Legal Watch: Supreme Court's Gun Rulings Threaten Academic Freedom

By Edward Swidriski

In March, the AAUP joined an amicus brief in support of a University of Michigan ordinance that prohibits individuals from possessing guns on campus. The case—Wade v. University of Michigan—provides a useful lens for understanding how the US Supreme Court’s recent attacks on gun regulations threaten safety, free-speech rights, and academic freedom at colleges and universities nationwide.

The case has been making its way through Michigan state courts since 2015, when Joshua Wade, a resident of Ann Arbor, filed suit against the university after it denied his request for a waiver allowing him to carry a gun on campus. The ordinance in question, which prohibits individuals from possessing “any firearm or any other dangerous weapon” on university property, has been in place since 2001. At that time, the ordinance’s constitutionality was indisputable. Since its ratification as part of the Bill of Rights in 1791, the Second Amendment had not been thought to protect anything other than what its words indicate: a collective right of each state to maintain a “well regulated Militia.”

In 2008, however, the Supreme Court handed down a highly controversial 5–4 decision in District of Columbia v. Heller, ruling for the first time that the Second Amendment protects an individual right to possess a firearm in one’s own home, even for purposes unconnected with militia service. Two years later, in McDonald v. City of Chicago, the court, again by a bare majority, extended Heller to all fifty states. Although Heller and McDonald were watershed decisions, the court was careful to emphasize the narrowness of its rulings, specifically writing that its decisions should not be read to cast doubt on “longstanding prohibitions on the possession of firearms by felons and the mentally ill, or laws forbidding the carrying of firearms in sensitive places such as schools and government buildings, or laws imposing conditions and qualifications on the commercial sale of arms.” In addition, the court recognized the validity of prohibitions on the carrying of “dangerous and unusual weapons.”

Given the limitations on the Second Amendment that even the very conservative Supreme Court majority in Heller and McDonald was willing to acknowledge, the lawsuit was a clear nonstarter. The trial court and the Michigan Court of Appeals rejected his claims, with both courts holding that a university, as a “school,” is a “sensitive place” where guns can be prohibited, consistent with Heller. But Wade appealed to the Michigan Supreme Court, and while his case was pending there, the US Supreme Court once again upset the constitutional landscape.

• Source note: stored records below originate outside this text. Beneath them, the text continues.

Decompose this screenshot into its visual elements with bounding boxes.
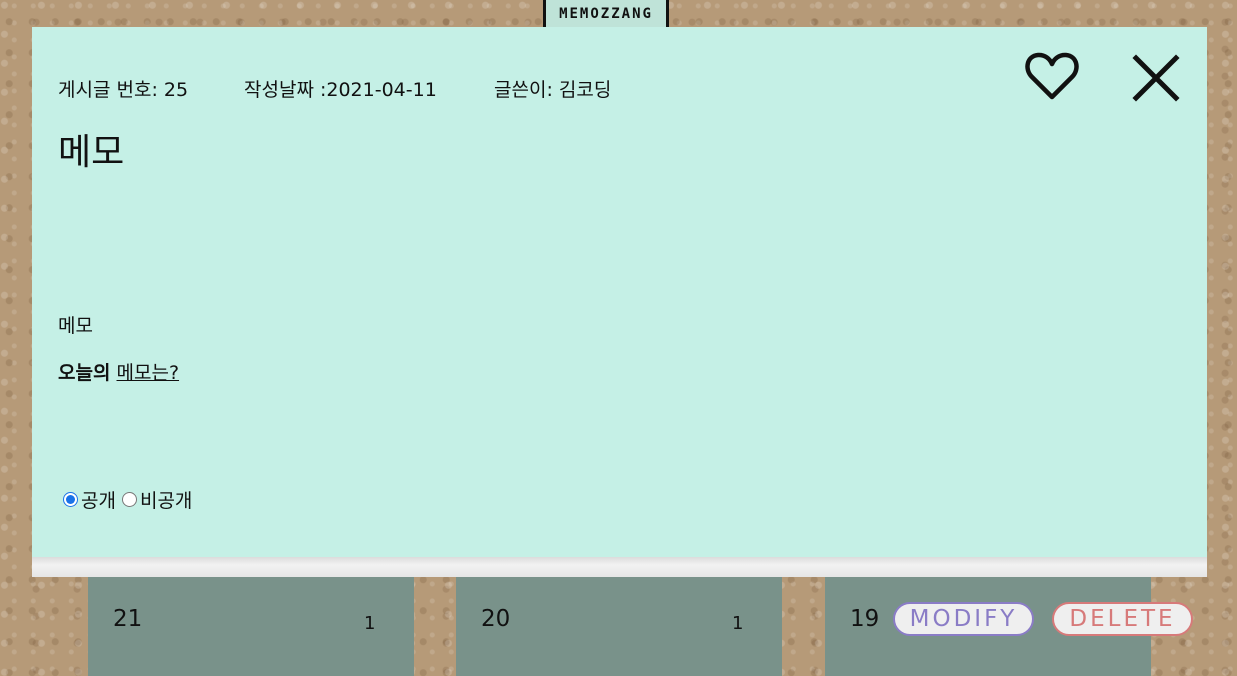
visibility-public-option[interactable]: 공개: [62, 486, 116, 513]
close-icon[interactable]: [1132, 54, 1180, 102]
card-number: 20: [481, 606, 511, 632]
post-number: 게시글 번호: 25: [58, 79, 189, 101]
card-count: 1: [364, 613, 376, 634]
delete-button[interactable]: DELETE: [1052, 602, 1193, 636]
card-number: 19: [850, 606, 880, 632]
modify-button[interactable]: MODIFY: [893, 602, 1034, 636]
memo-card[interactable]: 19 MODIFY DELETE: [825, 575, 1193, 676]
logo-text: MEMOZZANG: [559, 5, 653, 22]
card-count: 1: [732, 613, 744, 634]
private-radio[interactable]: [121, 492, 137, 507]
visibility-private-option[interactable]: 비공개: [116, 486, 192, 513]
memo-card[interactable]: 21 1: [88, 575, 414, 676]
heart-icon[interactable]: [1025, 51, 1079, 101]
memo-detail-modal: 게시글 번호: 25 작성날짜 :2021-04-11 글쓴이: 김코딩 메모 …: [32, 27, 1207, 557]
public-radio[interactable]: [63, 492, 78, 507]
memo-card[interactable]: 20 1: [456, 575, 782, 676]
memo-body-rich: 오늘의 메모는?: [58, 358, 179, 385]
visibility-options: 공개 비공개: [62, 486, 192, 513]
memo-title: 메모: [58, 132, 125, 173]
modal-footer-bar: [32, 557, 1207, 577]
logo[interactable]: MEMOZZANG: [543, 0, 669, 27]
post-author: 글쓴이: 김코딩: [494, 79, 612, 101]
post-date: 작성날짜 :2021-04-11: [244, 79, 437, 101]
card-number: 21: [113, 606, 143, 632]
public-label: 공개: [81, 490, 116, 512]
memo-body-text: 메모: [58, 315, 93, 337]
memo-body-bold: 오늘의: [58, 362, 111, 384]
private-label: 비공개: [139, 490, 193, 512]
memo-body-link[interactable]: 메모는?: [117, 362, 180, 384]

In New York State Rifle & Pistol Association, Inc. v. Bruen, decided last June, the six Republican-appointed justices held that the Second Amendment now protects an individual’s right to possess guns outside of the home. They also rejected the legal framework that federal courts across the country had developed for assessing Second Amendment claims. Under that approach, courts would often consider the interests served by gun regulations. But under Bruen, the sole permissible consideration in determining whether a gun restriction is constitutional is whether it is “consistent with the Nation’s historical tradition of firearm regulation.”

Late last year, the Michigan Supreme Court sent the Wade case back to the lower appellate court for further consideration in light of Bruen. Even under Bruen’s gun-friendly test, however, Wade will have to overcome extensive historical evidence of long-standing firearm prohibitions at colleges and universities and at comparably “sensitive” locations, including government buildings and polling places. Building on that evidence, the amicus brief joined by the AAUP demonstrates that, like other historically “sensitive” places where guns have long been prohibited, colleges and universities facilitate the exercise of other constitutional rights—especially academic freedom and freedom of speech and protest—and that the presence of guns on campus will inhibit students and faculty members from fully exercising those rights.

In 2015, the AAUP, along with the Association of American Colleges and Universities and the American Federation of Teachers, issued a joint statement opposing “campus-carry” laws, and in 2018, in the wake of the Parkland, Florida, shooting, the AAUP issued a statement confirming its long-standing opposition to the presence of firearms on college and university campuses. The AAUP will continue working to ensure that institutions of higher education remain places where students and faculty can freely discuss all manner of topics, including sensitive and controversial ideas, without intimidation or violence.

Edward Swidriski is assistant counsel at the AAUP.